L’indice du Conference Board a reculé de 9,7 points en janvier pour s'établir à 84,5. Ce repli, plus marqué que durant la pandémie, s'explique par l'inflation énergétique et la fin des subventions de l'Obamacare. À l'approche des élections de mi-mandat, ce signal inquiète la majorité républicaine.
C’est un signal inquiétant pour Donald Trump, à moins d'un an des élections de mi-mandat. Selon un baromètre publié ce mardi, la confiance des consommateurs américains plonge en janvier.
L'indice publié par l'association professionnelle Conference Board, a reculé de 9,7 points sur le mois qui s'achève, pour atteindre 84,5 points, soit « son plus bas niveau depuis mai 2014 (82,2) ». L'indicateur tombe plus bas que lors de la pandémie de Covid-19, quand l'économie frôlait le précipice.
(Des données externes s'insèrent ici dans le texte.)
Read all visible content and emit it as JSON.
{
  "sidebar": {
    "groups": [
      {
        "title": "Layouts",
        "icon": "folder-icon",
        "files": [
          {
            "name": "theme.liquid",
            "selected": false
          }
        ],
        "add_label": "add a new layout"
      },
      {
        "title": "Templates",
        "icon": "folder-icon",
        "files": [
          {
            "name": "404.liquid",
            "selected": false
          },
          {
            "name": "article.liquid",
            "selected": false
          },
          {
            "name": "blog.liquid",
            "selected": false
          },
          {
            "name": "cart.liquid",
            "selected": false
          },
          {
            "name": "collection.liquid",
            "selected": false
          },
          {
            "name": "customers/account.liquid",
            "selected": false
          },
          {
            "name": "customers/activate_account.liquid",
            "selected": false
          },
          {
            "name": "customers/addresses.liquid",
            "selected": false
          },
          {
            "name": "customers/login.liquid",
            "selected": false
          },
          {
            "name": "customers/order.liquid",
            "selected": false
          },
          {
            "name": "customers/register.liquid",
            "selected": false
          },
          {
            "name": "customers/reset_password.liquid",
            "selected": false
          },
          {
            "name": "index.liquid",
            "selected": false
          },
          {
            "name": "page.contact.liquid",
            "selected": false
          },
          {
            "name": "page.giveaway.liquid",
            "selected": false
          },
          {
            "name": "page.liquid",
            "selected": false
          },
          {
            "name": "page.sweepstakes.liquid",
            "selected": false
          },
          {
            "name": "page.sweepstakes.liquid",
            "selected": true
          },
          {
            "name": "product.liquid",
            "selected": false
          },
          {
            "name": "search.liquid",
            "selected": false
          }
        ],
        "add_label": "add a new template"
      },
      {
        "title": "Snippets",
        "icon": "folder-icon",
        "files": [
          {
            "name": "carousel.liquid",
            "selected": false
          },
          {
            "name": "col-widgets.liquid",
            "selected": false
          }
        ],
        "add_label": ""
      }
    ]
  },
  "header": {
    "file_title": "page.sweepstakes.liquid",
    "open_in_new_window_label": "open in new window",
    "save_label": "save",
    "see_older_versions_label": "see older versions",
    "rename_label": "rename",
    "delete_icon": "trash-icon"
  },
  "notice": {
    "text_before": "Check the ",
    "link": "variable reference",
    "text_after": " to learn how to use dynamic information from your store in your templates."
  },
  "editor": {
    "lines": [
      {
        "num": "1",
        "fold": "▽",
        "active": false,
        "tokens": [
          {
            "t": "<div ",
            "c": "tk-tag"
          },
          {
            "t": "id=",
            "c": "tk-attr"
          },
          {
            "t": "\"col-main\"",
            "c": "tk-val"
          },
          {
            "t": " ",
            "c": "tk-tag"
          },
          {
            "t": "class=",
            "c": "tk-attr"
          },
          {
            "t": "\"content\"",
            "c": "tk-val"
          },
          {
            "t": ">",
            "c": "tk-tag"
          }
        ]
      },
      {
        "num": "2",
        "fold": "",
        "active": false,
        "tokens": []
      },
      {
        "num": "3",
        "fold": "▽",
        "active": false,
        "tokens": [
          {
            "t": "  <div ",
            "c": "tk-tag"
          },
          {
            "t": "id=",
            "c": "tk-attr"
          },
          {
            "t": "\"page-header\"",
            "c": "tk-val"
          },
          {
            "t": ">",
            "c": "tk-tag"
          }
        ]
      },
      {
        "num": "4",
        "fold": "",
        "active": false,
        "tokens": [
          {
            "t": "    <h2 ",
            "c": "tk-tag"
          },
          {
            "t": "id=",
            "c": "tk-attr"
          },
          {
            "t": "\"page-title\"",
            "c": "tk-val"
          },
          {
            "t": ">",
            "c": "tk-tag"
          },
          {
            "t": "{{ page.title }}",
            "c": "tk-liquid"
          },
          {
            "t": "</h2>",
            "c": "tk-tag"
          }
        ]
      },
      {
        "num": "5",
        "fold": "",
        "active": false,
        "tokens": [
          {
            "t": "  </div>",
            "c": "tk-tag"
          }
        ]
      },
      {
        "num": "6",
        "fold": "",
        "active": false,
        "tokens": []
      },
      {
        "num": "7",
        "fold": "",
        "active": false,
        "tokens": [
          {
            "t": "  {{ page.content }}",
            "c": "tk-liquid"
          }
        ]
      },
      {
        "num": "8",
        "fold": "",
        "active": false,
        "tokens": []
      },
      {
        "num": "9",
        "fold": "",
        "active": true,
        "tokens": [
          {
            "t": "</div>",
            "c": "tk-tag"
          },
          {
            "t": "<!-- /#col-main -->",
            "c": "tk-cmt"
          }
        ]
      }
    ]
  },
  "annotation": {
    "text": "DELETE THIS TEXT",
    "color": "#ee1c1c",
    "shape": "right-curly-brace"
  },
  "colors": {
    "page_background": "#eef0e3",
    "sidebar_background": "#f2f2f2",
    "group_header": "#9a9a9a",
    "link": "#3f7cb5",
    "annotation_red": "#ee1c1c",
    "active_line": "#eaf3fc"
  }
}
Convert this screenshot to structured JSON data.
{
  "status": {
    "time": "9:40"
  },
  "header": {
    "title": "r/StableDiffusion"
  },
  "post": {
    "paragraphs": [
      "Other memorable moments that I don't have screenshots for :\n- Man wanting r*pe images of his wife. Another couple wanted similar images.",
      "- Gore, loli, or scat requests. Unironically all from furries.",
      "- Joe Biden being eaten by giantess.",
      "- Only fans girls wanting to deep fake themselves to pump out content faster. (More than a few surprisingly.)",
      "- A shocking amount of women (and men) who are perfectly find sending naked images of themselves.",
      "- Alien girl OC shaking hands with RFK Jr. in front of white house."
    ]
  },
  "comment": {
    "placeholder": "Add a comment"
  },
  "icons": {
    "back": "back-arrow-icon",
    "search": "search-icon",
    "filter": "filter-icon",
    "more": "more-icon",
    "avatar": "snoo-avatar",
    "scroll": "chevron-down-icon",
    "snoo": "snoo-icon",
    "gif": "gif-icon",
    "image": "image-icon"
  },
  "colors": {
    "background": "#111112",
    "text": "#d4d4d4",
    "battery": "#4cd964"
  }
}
Les droits de douane et la fin d'Obamacare en cause
Selon l'économiste en chef du Conference Board, Dana Peterson, les sondés évoquent « aux prix et à l'inflation », en particulier « les prix de l'essence et du gaz » ainsi que « des courses alimentaires ». Si le prix à la pompe a baissé de 6 % depuis le retour du Républicain, ceux de l’électricité (+ 6,7 %) et du gaz (+ 10,8 %) ont fortement augmenté.
« Les mentions des droits de douane et des relations commerciales, de la politique et du marché du travail ont également augmenté en janvier », de même que celles concernant le coût des assurances santé.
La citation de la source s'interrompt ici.